Thought you might be interested in our continuing discussion. Many of the points I make are based on information gained here or on other sites. I hope he won't mind me posting his replies to me;
1. People shall not racially abuse others
2. Racial discrimination is not allowed
3. All nationalities shall be respected
4. Free speech shall be upheld
If the above were to be the law of the land, could I on the basis of Law number 4 state –
All Scotsmen are goons, and each one should be identified in order to warn others.
No way (even if its true) because each law has to be taken within the context of the whole. That is plain English – or is that the problem?
(NB from Ron - You may have guessed he's English and I'm Scottish)
Ron - I can see where you are coming from; Jesus was in error. Without adding the five words, Jesus is offering an unconditional promise of prayer; this, as you claim, is not the case. Either way, the bible has to be changed to accommodate this error.
The same applies to God claiming that Adam and Eve would 'die in the day if they eat the fruit of the tree of knowledge of good and evil'. They don't die within the day, Christians have to add to the bible the word 'spiritually' when quite clearly God did not mean this. If He had meant 'spiritually' he would have said that.
Christian - So, if every verse is to be taken within the context of the whole, each verse needs to have every other verse that relates to it tagged on. You want a bigger Bible?
Ron - You are also forgetting that in your example, the law (taking the role of Jesus in our discussion) makes it quite clear that freedom of speech is constrained by adherence to other parts of the law. Jesus quite specifically does not make this distinction.
The trouble is, that view opens the bible to 'interpretation' by everyone. This is why the Westboro Baptist Church can spread their hate by using the bible.
It seems crystal clear to me, that if this book had been written by a god, there would be no such confusion.
The offer of receiving what you pray for is a pretty big deal.
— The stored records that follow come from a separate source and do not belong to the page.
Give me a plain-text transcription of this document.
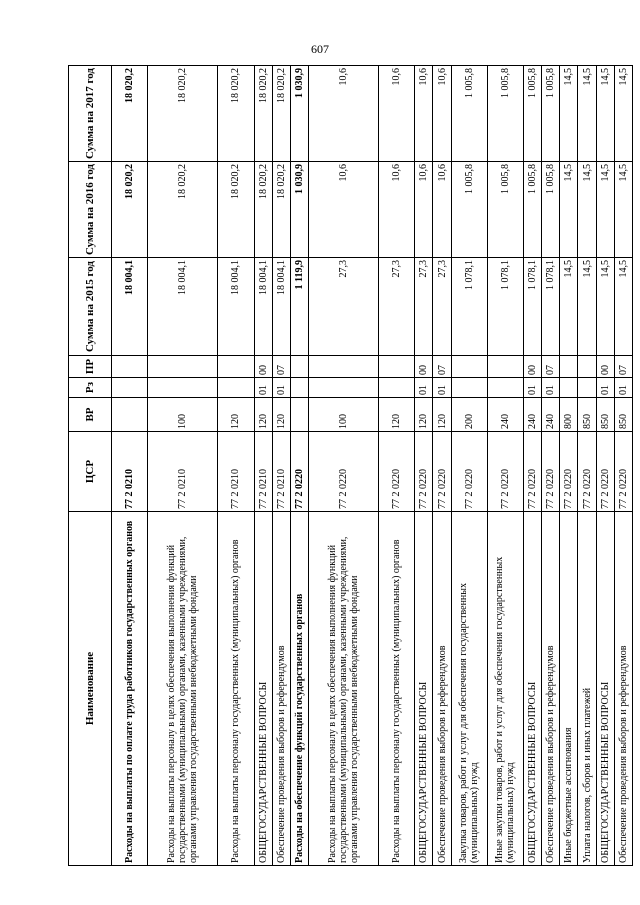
607
Наименование	ЦСР	ВР	Рз	ПР	Сумма на 2015 год	Сумма на 2016 год	Сумма на 2017 год
Расходы на выплаты по оплате труда работников государственных органов	77 2 0210				18 004,1	18 020,2	18 020,2
Расходы на выплаты персоналу в целях обеспечения выполнения функций государственными (муниципальными) органами, казенными учреждениями, органами управления государственными внебюджетными фондами	77 2 0210	100			18 004,1	18 020,2	18 020,2
Расходы на выплаты персоналу государственных (муниципальных) органов	77 2 0210	120			18 004,1	18 020,2	18 020,2
ОБЩЕГОСУДАРСТВЕННЫЕ ВОПРОСЫ	77 2 0210	120	01	00	18 004,1	18 020,2	18 020,2
Обеспечение проведения выборов и референдумов	77 2 0210	120	01	07	18 004,1	18 020,2	18 020,2
Расходы на обеспечение функций государственных органов	77 2 0220				1 119,9	1 030,9	1 030,9
Расходы на выплаты персоналу в целях обеспечения выполнения функций государственными (муниципальными) органами, казенными учреждениями, органами управления государственными внебюджетными фондами	77 2 0220	100			27,3	10,6	10,6
Расходы на выплаты персоналу государственных (муниципальных) органов	77 2 0220	120			27,3	10,6	10,6
ОБЩЕГОСУДАРСТВЕННЫЕ ВОПРОСЫ	77 2 0220	120	01	00	27,3	10,6	10,6
Обеспечение проведения выборов и референдумов	77 2 0220	120	01	07	27,3	10,6	10,6
Закупка товаров, работ и услуг для обеспечения государственных (муниципальных) нужд	77 2 0220	200			1 078,1	1 005,8	1 005,8
Иные закупки товаров, работ и услуг для обеспечения государственных (муниципальных) нужд	77 2 0220	240			1 078,1	1 005,8	1 005,8
ОБЩЕГОСУДАРСТВЕННЫЕ ВОПРОСЫ	77 2 0220	240	01	00	1 078,1	1 005,8	1 005,8
Обеспечение проведения выборов и референдумов	77 2 0220	240	01	07	1 078,1	1 005,8	1 005,8
Иные бюджетные ассигнования	77 2 0220	800			14,5	14,5	14,5
Уплата налогов, сборов и иных платежей	77 2 0220	850			14,5	14,5	14,5
ОБЩЕГОСУДАРСТВЕННЫЕ ВОПРОСЫ	77 2 0220	850	01	00	14,5	14,5	14,5
Обеспечение проведения выборов и референдумов	77 2 0220	850	01	07	14,5	14,5	14,5
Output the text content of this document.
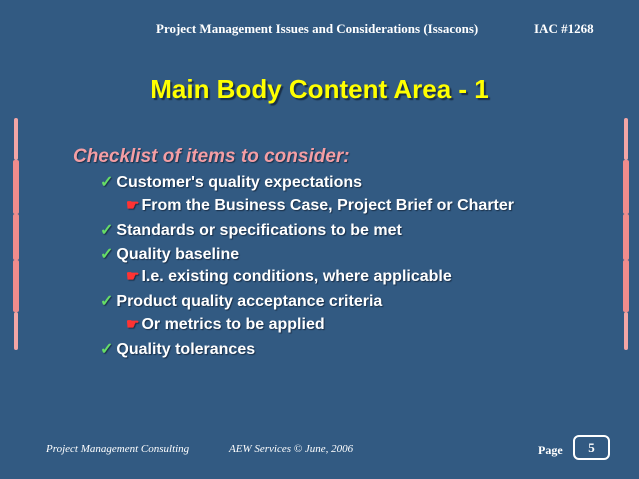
Project Management Issues and Considerations (Issacons)	IAC #1268
Main Body Content Area - 1
Checklist of items to consider:
✓ Customer's quality expectations
☛ From the Business Case, Project Brief or Charter
✓ Standards or specifications to be met
✓ Quality baseline
☛ I.e. existing conditions, where applicable
✓ Product quality acceptance criteria
☛ Or metrics to be applied
✓ Quality tolerances
Project Management Consulting	AEW Services © June, 2006	Page	5
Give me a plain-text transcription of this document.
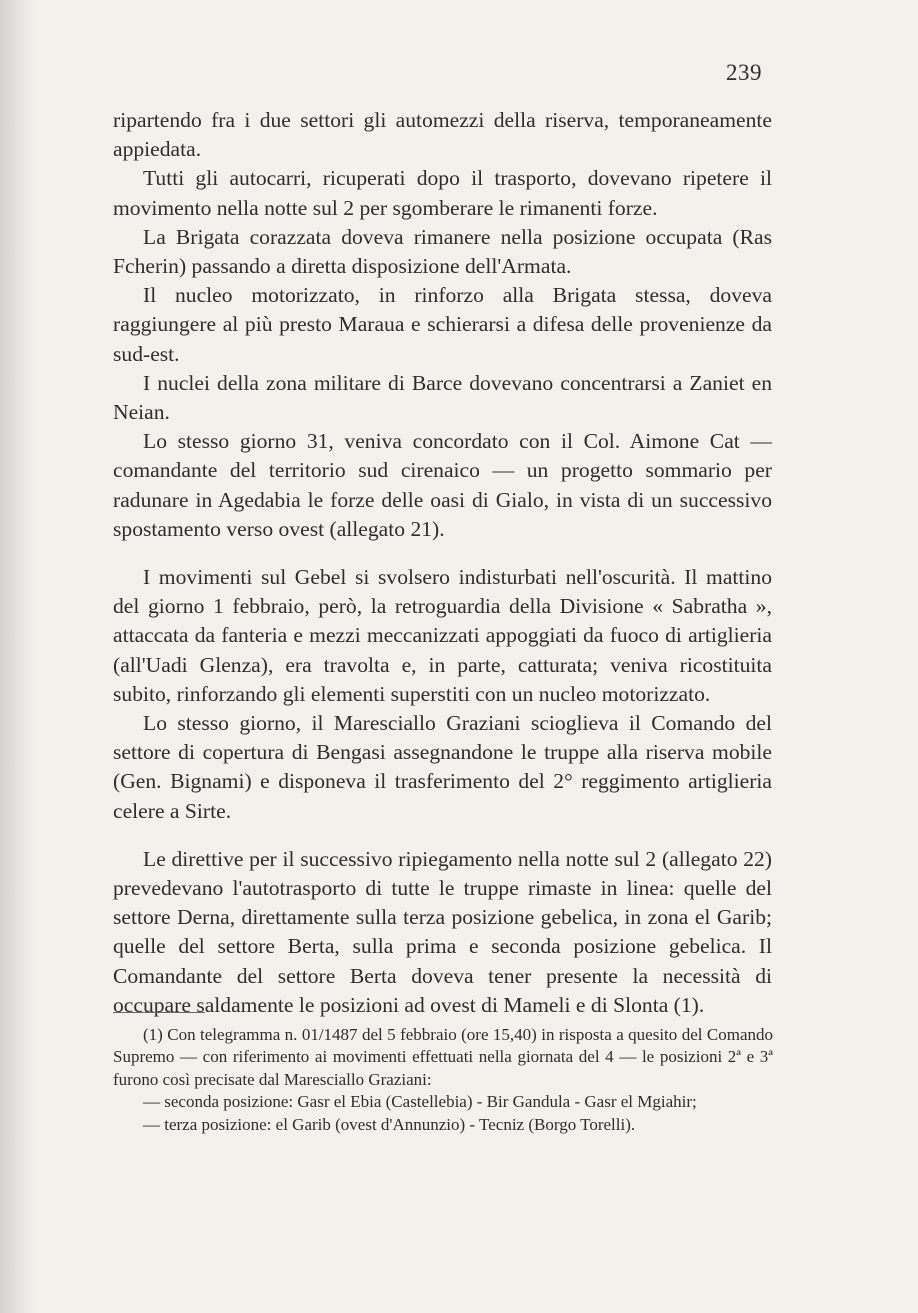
239

ripartendo fra i due settori gli automezzi della riserva, temporaneamente appiedata.

Tutti gli autocarri, ricuperati dopo il trasporto, dovevano ripetere il movimento nella notte sul 2 per sgomberare le rimanenti forze.

La Brigata corazzata doveva rimanere nella posizione occupata (Ras Fcherin) passando a diretta disposizione dell'Armata.

Il nucleo motorizzato, in rinforzo alla Brigata stessa, doveva raggiungere al più presto Maraua e schierarsi a difesa delle provenienze da sud-est.

I nuclei della zona militare di Barce dovevano concentrarsi a Zaniet en Neian.

Lo stesso giorno 31, veniva concordato con il Col. Aimone Cat — comandante del territorio sud cirenaico — un progetto sommario per radunare in Agedabia le forze delle oasi di Gialo, in vista di un successivo spostamento verso ovest (allegato 21).

I movimenti sul Gebel si svolsero indisturbati nell'oscurità. Il mattino del giorno 1 febbraio, però, la retroguardia della Divisione « Sabratha », attaccata da fanteria e mezzi meccanizzati appoggiati da fuoco di artiglieria (all'Uadi Glenza), era travolta e, in parte, catturata; veniva ricostituita subito, rinforzando gli elementi superstiti con un nucleo motorizzato.

Lo stesso giorno, il Maresciallo Graziani scioglieva il Comando del settore di copertura di Bengasi assegnandone le truppe alla riserva mobile (Gen. Bignami) e disponeva il trasferimento del 2° reggimento artiglieria celere a Sirte.

Le direttive per il successivo ripiegamento nella notte sul 2 (allegato 22) prevedevano l'autotrasporto di tutte le truppe rimaste in linea: quelle del settore Derna, direttamente sulla terza posizione gebelica, in zona el Garib; quelle del settore Berta, sulla prima e seconda posizione gebelica. Il Comandante del settore Berta doveva tener presente la necessità di occupare saldamente le posizioni ad ovest di Mameli e di Slonta (1).

(1) Con telegramma n. 01/1487 del 5 febbraio (ore 15,40) in risposta a quesito del Comando Supremo — con riferimento ai movimenti effettuati nella giornata del 4 — le posizioni 2ª e 3ª furono così precisate dal Maresciallo Graziani:

— seconda posizione: Gasr el Ebia (Castellebia) - Bir Gandula - Gasr el Mgiahir;

— terza posizione: el Garib (ovest d'Annunzio) - Tecniz (Borgo Torelli).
That promise should have been quantified with those five words. Adam and Eve's story should have been quantified by one extra word. Perhaps I can point you to the dreary nonsense within the bible where countless hundreds of pages are devoted to who's son was named what, how many tent poles were used to hold up the tent of the covenant, retold and duplicated. The bible has plenty of room for this stuff, but can't spare the words to clarify the importance of prayer, or what would happen to Adam and Eve or get the name of the High Priest right (Abiathar & Ahimilech - another discussion)?! This is how I know the book was not written or inspired by a god.